In the face of tight budgets, a veto-ready White House and the priority that congressional Democrats have attached to other issues, Rahall's and similar proposals face slow going.

But new evidence that air in many of the nation's 4,645 coal mines contains more coal dust than government standards allow, and that many mine operators have been disguising that fact, is giving the initiatives a boost.

The Justice Department and the mine-safety agency say only that they are investigating other companies. But from 1981 through 1990, the mine safety agency says it collected $2.9 million in fines for hundreds of dust-sampling violations.

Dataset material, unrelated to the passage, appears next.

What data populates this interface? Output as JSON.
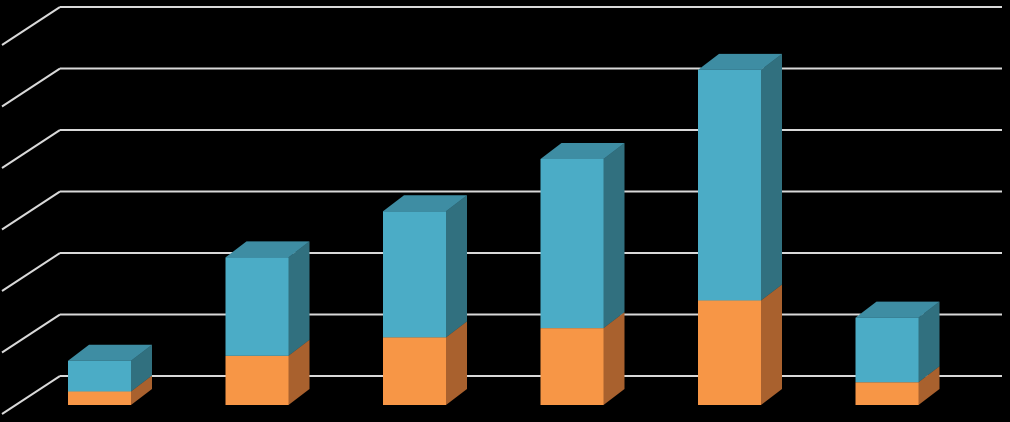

Jim Weeks, a health and safety expert at the United Mine Workers of America, says safety technicians have told him of evidence showing tampering at 472 mines from March through September last year.

Companies test air in mines with a device consisting of a battery-powered pump that draws air through a 1-inch plastic disk containing a wafer of filter paper. The devices are placed at various locations in mines for five consecutive daily work shifts every two months.

After a disk in a miner's air-sampler has been exposed to mine air for eight hours, the disk is sent to an MSHA office in Pittsburgh. There it is weighed to determine the amount of coal dust accumulated, out of sight, inside the sealed disk.